O yüzden, bu defa başka kimse için değil; sadece senin için demle o kahveyi.
Kendinle en son ne zaman baş başa kaldın?
Biliyorum...
Hayat hızla akıp gidiyor. Ve sen de bir şeyleri yetiştirme telaşında, hep birilerine yetişmeye çalışırken kendinden ne çok uzaklaştığının farkında bile değilsin belki.
Ama sen…Canımm
Kendine bir kahve borcun var. Kendini dinlemeye, kendinle sohbet etmeye ihtiyacın var. Senin sana ihtiyacın var.
Uzun zamandır aynaya gülümsemedin mesela, fark ettin mi? Bir bardak kahveyi sadece senin için, sadece kendinle içmeyeli ne kadar oldu? Bir solukta biten yudumlarla, içini yakarak içtiğin o acele kahvelerden bahsetmiyorum... Gerçekten tadına vardığın, ruhuna dokunan, seni dinleyen bir kahveden bahsediyorum. Buram buram kokusunu içine çekerek yudumladığın, seni sakinleştiren, biraz da olsa anda kalmanı sağlayan o kahveden.
Kendini ihmal ettiğin her günün, kalbinde bıraktığı küçük çentikler var. Ve o çentikler zamanla derinleşiyor… Kırıldığını kimse bilmiyor, yorulduğunu belli etmiyorsun. Biliyorum. Ama sen her şeyi bilip de yine de susan o güçlü tarafını bile, bir kahveyle ödüllendirmeyi unutmamalısın.
O kahveyi içerken kendine “Nasılsın gerçekten?” diye sormayı dene mesela. Unutma lütfen . Ve cevaptan korkma. Çünkü en çok kendine dürüst olduğunda iyileşmeye başlarsın. Aromalı mumu yakıp, battaniyeni çekip huzurlu bir akşam kahvesi içmeye ne dersin. Söz veriyorum çok iyi gelecek sana. Soyutlanacaksın düşüncelerden, gelecekten ve geçmişten. Arınacaksın tüm ruhunla.

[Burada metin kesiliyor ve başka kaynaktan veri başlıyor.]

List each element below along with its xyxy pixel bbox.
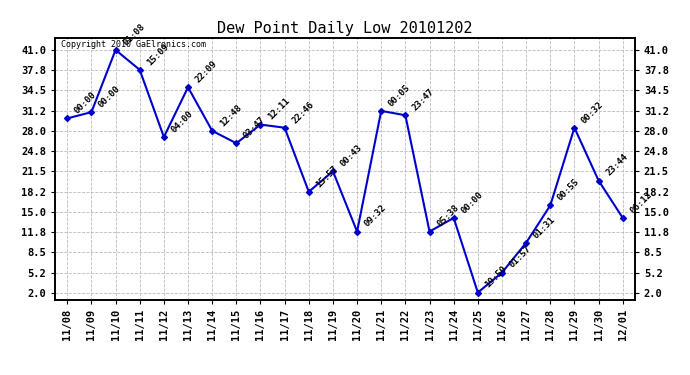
Text: 00:32: 00:32 <box>580 99 605 125</box>
Text: 00:00: 00:00 <box>97 84 122 110</box>
Text: 04:00: 04:00 <box>170 109 195 134</box>
Text: 22:46: 22:46 <box>290 99 315 125</box>
Text: 00:43: 00:43 <box>339 143 364 168</box>
Text: 15:09: 15:09 <box>146 42 170 67</box>
Text: 03:47: 03:47 <box>242 115 267 141</box>
Text: 00:00: 00:00 <box>460 190 484 215</box>
Text: 00:00: 00:00 <box>73 90 98 116</box>
Text: 12:48: 12:48 <box>218 103 243 128</box>
Text: 05:38: 05:38 <box>435 203 460 229</box>
Text: 12:11: 12:11 <box>266 96 291 122</box>
Title: Dew Point Daily Low 20101202: Dew Point Daily Low 20101202 <box>217 21 473 36</box>
Text: 15:57: 15:57 <box>315 164 339 189</box>
Text: 23:47: 23:47 <box>411 87 436 112</box>
Text: 09:32: 09:32 <box>363 203 388 229</box>
Text: 23:44: 23:44 <box>604 152 629 178</box>
Text: 01:31: 01:31 <box>532 214 557 240</box>
Text: 19:50: 19:50 <box>484 264 509 290</box>
Text: 01:08: 01:08 <box>121 22 146 47</box>
Text: 22:09: 22:09 <box>194 59 219 84</box>
Text: Copyright 2010 GaElronics.com: Copyright 2010 GaElronics.com <box>61 40 206 49</box>
Text: 06:12: 06:12 <box>629 190 653 215</box>
Text: 01:57: 01:57 <box>508 244 533 270</box>
Text: 00:05: 00:05 <box>387 83 412 108</box>
Text: 00:55: 00:55 <box>556 177 581 203</box>
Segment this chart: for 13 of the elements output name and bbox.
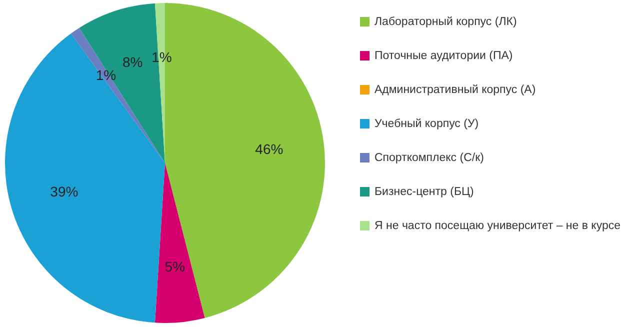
data-label: 46%: [255, 140, 284, 157]
legend-label: Учебный корпус (У): [374, 118, 479, 130]
legend-label: Административный корпус (А): [374, 84, 536, 96]
data-label: 39%: [50, 183, 78, 200]
data-label: 8%: [122, 54, 143, 70]
data-label: 1%: [96, 67, 116, 84]
legend-label: Лабораторный корпус (ЛК): [374, 16, 517, 28]
data-label: 5%: [164, 258, 185, 275]
pie-slice: [154, 163, 205, 323]
legend-label: Бизнес-центр (БЦ): [374, 186, 474, 198]
legend-label: Спорткомплекс (С/к): [374, 152, 484, 164]
legend-label: Поточные аудитории (ПА): [374, 50, 513, 62]
legend-label: Я не часто посещаю университет – не в курсе: [374, 220, 620, 232]
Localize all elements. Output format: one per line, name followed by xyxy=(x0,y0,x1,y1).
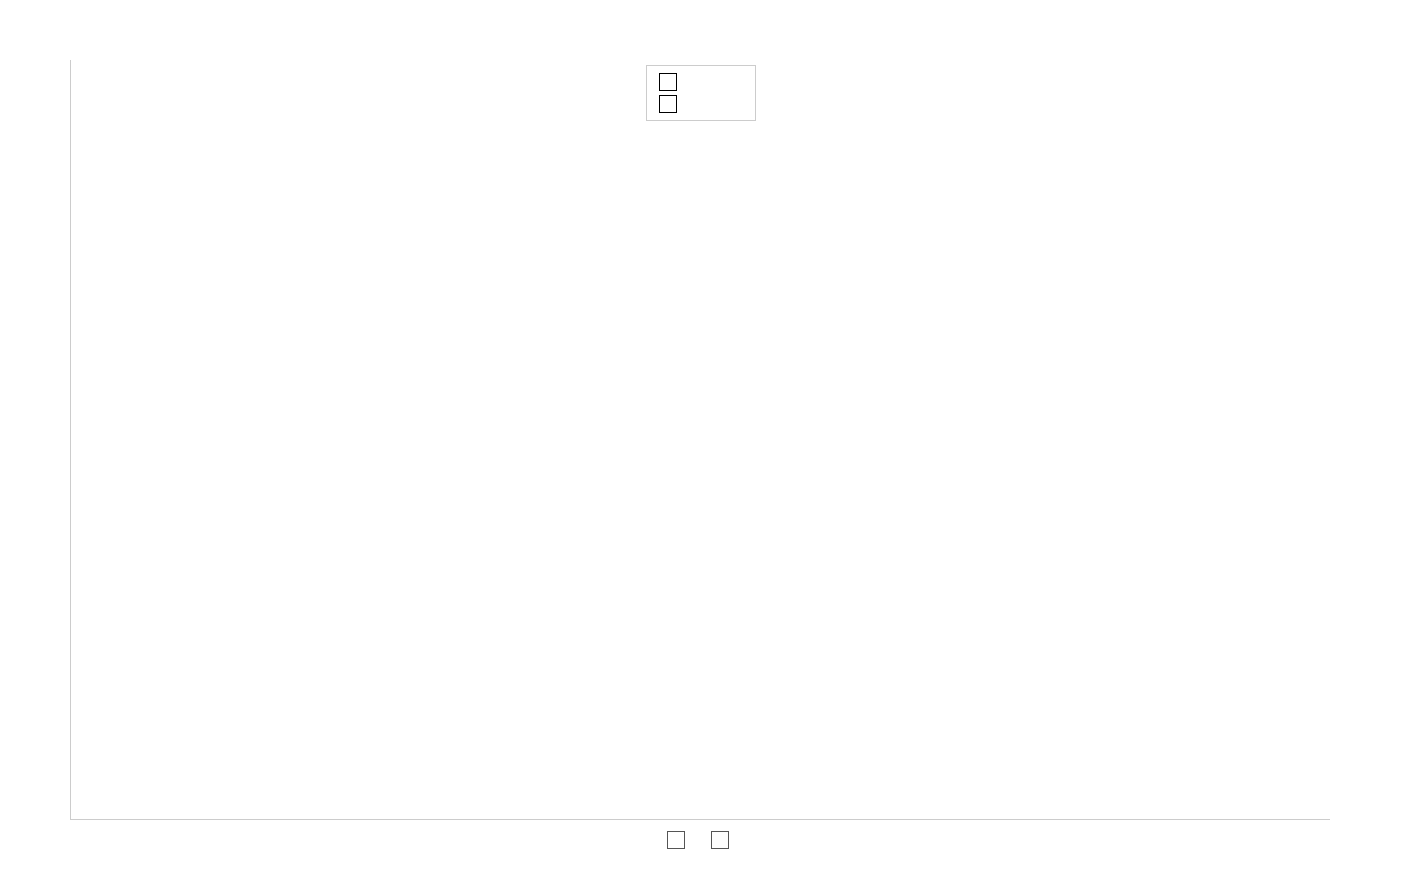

Ve unutma, dünya senden hep daha fazlasını isterken, senin biraz durmaya, sessizce oturup içinden geçenleri dinlemeye hakkın var. Yorulmanın ayıp olmadığı, susmanın bir eksiklik değil bir ihtiyaç olduğu zamanlardan geçiyorsun belki de… Herkese yetmeye çalışırken kendine yetemediğini fark ettiğin anlar biriktiriyorsun içinde. O yüzden, bu defa başka kimse için değil; sadece senin için demle o kahveyi. Sadece senin için otur o pencerenin kenarına. Ve sakince fısılda kendine: “Ben buradayım. Beni duyuyorum. Kendimi unutmuyorum.”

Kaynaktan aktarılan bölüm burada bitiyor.